Positivisme
Het positivistische denken ziet de successen van de nieuwe wetenschappelijke methode en stelt dat enkel die methode tot goede kennis kan leiden. Mensen als Auguste Comte raken zo in de ban van de nieuwe denkwijze dat hij bereid is alle oude vormen van kennisverwerving, zoals filosofie en religie, te verwerpen en ze als waardeloos te beschouwen. Vanaf nu, vindt hij, moet alle kennis positief of wetenschappelijk van aard worden, en hij was ervan overtuigd dat dat kon.

Auguste Comte (1798 - 1857) was een Franse wiskundige en filosoof. Hij wordt beschouwd als de grondlegger van het positivisme. Het positivisme ontstond na de Franse Revolutie in Frankrijk uit de confrontatie tussen de gevestigde filosofische methode om kennis op te doen en de nieuwe wetenschappelijke methode.

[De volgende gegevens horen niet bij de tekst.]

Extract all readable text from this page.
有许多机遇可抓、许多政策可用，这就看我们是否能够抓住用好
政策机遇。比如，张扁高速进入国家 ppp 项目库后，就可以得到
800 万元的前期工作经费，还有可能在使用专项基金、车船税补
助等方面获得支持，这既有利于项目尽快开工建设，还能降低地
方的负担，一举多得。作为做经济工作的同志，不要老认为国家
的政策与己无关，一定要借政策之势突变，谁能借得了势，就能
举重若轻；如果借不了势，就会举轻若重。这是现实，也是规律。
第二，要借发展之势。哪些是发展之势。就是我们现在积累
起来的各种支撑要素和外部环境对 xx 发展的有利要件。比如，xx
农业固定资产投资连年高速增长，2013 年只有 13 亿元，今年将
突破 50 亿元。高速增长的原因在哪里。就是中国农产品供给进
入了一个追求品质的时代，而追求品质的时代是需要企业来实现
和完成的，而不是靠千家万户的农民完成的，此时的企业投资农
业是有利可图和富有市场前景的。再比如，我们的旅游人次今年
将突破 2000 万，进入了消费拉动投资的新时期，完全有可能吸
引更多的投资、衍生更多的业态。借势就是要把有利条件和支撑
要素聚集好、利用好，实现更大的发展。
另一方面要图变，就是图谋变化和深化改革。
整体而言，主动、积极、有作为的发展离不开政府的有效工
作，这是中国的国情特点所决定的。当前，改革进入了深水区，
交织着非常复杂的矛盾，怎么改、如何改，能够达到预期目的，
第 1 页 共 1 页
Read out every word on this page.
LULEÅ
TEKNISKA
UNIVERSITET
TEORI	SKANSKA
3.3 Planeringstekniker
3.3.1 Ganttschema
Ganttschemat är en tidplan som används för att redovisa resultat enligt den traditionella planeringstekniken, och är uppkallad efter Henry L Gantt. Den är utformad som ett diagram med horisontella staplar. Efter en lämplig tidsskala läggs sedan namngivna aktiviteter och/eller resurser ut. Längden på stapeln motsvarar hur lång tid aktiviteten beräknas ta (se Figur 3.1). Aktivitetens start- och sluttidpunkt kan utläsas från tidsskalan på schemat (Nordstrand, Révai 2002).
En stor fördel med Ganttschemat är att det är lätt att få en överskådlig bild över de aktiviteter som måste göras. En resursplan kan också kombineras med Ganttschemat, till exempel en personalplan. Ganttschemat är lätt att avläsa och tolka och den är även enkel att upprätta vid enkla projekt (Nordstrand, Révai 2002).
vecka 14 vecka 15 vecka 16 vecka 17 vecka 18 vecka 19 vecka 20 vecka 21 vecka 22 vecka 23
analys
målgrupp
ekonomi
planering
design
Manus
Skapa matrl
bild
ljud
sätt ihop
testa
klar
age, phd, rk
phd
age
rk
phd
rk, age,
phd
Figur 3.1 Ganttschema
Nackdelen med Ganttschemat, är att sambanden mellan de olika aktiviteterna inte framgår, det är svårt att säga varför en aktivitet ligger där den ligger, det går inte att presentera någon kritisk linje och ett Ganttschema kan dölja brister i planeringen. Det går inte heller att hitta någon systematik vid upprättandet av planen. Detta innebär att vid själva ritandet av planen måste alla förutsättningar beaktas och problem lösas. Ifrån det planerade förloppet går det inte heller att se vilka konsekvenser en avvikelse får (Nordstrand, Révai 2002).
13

In zijn Cours de philosophie positive (1830 - 1842) deelt Comte de geschiedenis van menselijke kennisverwerving op in drie fases:

  1. Theologisch
  2. Metafysisch
  3. Positief

In het theologische stadium tracht de mens zijn omgeving en zichzelf te verklaren door een beroep te doen op bovennatuurlijke krachten. De aarde en de mens zijn volgens het theologische denken onderhevig aan goddelijke krachten. In verschillende culturen zijn scheppingsmythen ontstaan. Dat zijn verhalen over het ontstaan van de aarde en de mens. Die verhalen werden door de gemeenschappen waarin ze zijn ontstaan geloofd en als goede kennis beschouwd. De ordening van de goden bracht een verklaring voor de maatschappelijke ordening waarin men leefde en bracht troost. Men leefde in een wereld die beheerst werd door krachten waar men als mens geen invloed op kon uitoefenen en waar men zich dus maar naar diende te schikken.

Het metafysische stadium vangt aan bij de Grieken. De eerste natuurfilosofen proberen dat wat bestaat terug te voeren tot iets wat aan de basis lag van alles. Het Griekse woord voor dit basis of grondbeginsel is “arche”. Arche wordt gezien als de oerstof waar alles wat bestaat uit voortgekomen is. Anaximedes stelde lucht voor als oerstof, Anaximedes had het over een onzichtbare stof die hij apeiron noemde, Thales stelde dat water aan de basis van alles stond. Het arche, of grondbeginsel zou door middel van veranderingen omgezet kunnen worden in al het overige. Water bijvoorbeeld kan bevriezen en ijs worden, of het kan verdampen tot het gasvormig wordt. Men diende dus op zoek te gaan naar het grondbeginsel en naar de processen waarin het arche zich kon vervormen om de wereld te kunnen verklaren.

In het positieve stadium wordt wetenschap de nieuwe methode om de werkelijkheid te verklaren. De wetenschappelijke methode zoals die bij Galileo Galilei is ontstaan, berust op een combinatie van wiskundig denken en experiment. Door wiskundige theorieën aan de werkelijkheid te toetsen, kon men volgens deze nieuwe methode tot juiste kennis over de werkelijkheid komen. Comte was enthousiast over de wetenschappelijke methode en stelde dat het op ieder domein van kennis toegepast moest kunnen worden.

Hij rangschikte de toen erkende wetenschappen als volgt:

Wiskunde, astronomie, fysica, scheikunde, biologie, en hij introduceerde een nieuwe wetenschap, de wetenschap die de mens en de maatschappij waarin de mens leeft zou kunnen onderzoeken en verklaren op dezelfde positieve, wetenschappelijke manier als de overige wetenschappen dat konden. Hij noemde die nieuwe menswetenschap: sociologie.

Iedere wetenschap bouwt voort op de vorige. De astronomie bouwt voort op de wiskunde, fysica op astronomie, scheikunde op fysica, biologie op scheikunde en sociologie op biologie.